Let’s pause to ask ourselves, “Who benefits from the status quo and record high fuel prices?”
Not Vermonters.
With no fossil fuel industry in Vermont, 75 cents of every dollar we spend on fossil fuels leaves our state. The high prices we are paying right now for fuels ultimately go to global oil companies — companies that are currently reporting astounding, record earnings ($200 billion in 2022). Meanwhile, our local fuel dealers get no share of these windfall profits, and working Vermonters, retirees and fixed-income families are stuck paying high prices.
Of course, Big Oil does not want you to question their profits. And right now, Vermonters are being barraged with messages to divert attention from the high costs you are experiencing today and telling you to worry instead about the unverified future price impacts of the Affordable Heat Act. TV ads are making unsubstantiated claims, and the claims are making many Vermonters understandably anxious.
My colleagues and I have listened to you and your concerns, and as a result we have revised the bill to address the concerns you have shared.
We have converted S.5 into a study. As revised, S.5 will, over the next two years, research the clean heat program in detail and carefully assess its design, implementation and costs, BUT the bill does not take the program “live.” That step will now require a vote of the full legislature in 2025, after the study is complete.
We are assuming nothing. We are evaluating everything. And we will not proceed until we have solid analysis to ensure that the program will do just what we intend it to do: save Vermonters money while also reducing emissions.
When we are ready to proceed, here is what we stand to gain: we can assert our energy independence and loosen the grip of global oil companies by “going local” — investing in weatherization and conservation, installing heating appliances powered by clean electricity, and using sustainably harvested wood and biofuels. The electricity, wood, and biofuels can be produced here, not halfway around the world.
The Legislature’s top goal is to make the transition to clean energy as affordable as possible for all Vermonters — with special money-saving provisions for low- and moderate-income Vermonters, who are currently feeling the sting of high energy costs. Big Oil is not going to help us. We are going to have to help ourselves.
So, here’s our choice: We can stay shackled to costly, polluting fossil fuels (our past), or we can pass the AHA and start working out the details of how to make the transition to clean, locally produced energy (our future). The Vermont I know will look forward and think smart — and I look forward to doing this work with you.
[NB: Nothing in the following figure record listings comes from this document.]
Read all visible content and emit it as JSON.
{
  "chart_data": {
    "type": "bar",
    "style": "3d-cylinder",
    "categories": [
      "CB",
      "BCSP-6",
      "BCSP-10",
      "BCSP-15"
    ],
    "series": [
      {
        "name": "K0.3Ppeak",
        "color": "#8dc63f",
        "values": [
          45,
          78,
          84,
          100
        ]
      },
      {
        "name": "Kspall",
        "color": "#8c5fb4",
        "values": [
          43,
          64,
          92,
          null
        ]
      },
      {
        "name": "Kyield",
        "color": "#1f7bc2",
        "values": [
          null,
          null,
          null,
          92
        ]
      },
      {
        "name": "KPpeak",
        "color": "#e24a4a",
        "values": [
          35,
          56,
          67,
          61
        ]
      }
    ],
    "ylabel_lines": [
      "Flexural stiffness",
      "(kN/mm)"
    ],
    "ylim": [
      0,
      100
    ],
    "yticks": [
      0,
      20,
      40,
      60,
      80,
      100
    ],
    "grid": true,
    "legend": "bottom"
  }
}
Affordable heat act essentials
Customer participation in the Affordable Heat Act’s programs is entirely voluntary. No customer is required to do anything. Not switch fuels. Not install a cold climate heat pump. Nothing.
If you choose to participate, the program will help pay for measures to reduce your fossil fuel use, such as weatherizing your home or purchasing heat pumps or advanced wood heating.
If you burn oil today, the AHA provides a paid option to continue to burn oil , if you like.
The bill will allow fuel dealers to continue to sell the same fuels.
Fuel dealers who do not import fuel into the state will not be obligated to participate.
This is a decades-long program for the gradual transformation of the way we heat our homes and businesses; the program will run, at a minimum, from 2026 through 2050.
The governor’s Climate Action Office estimates $6.4 billion in savings through the program for the period 2026–2050.
Today’s boilers can already burn up to 20% biofuel and can be modified to use even higher levels.
The reduction of greenhouse gas emissions is not just a “good idea”— it is also the law.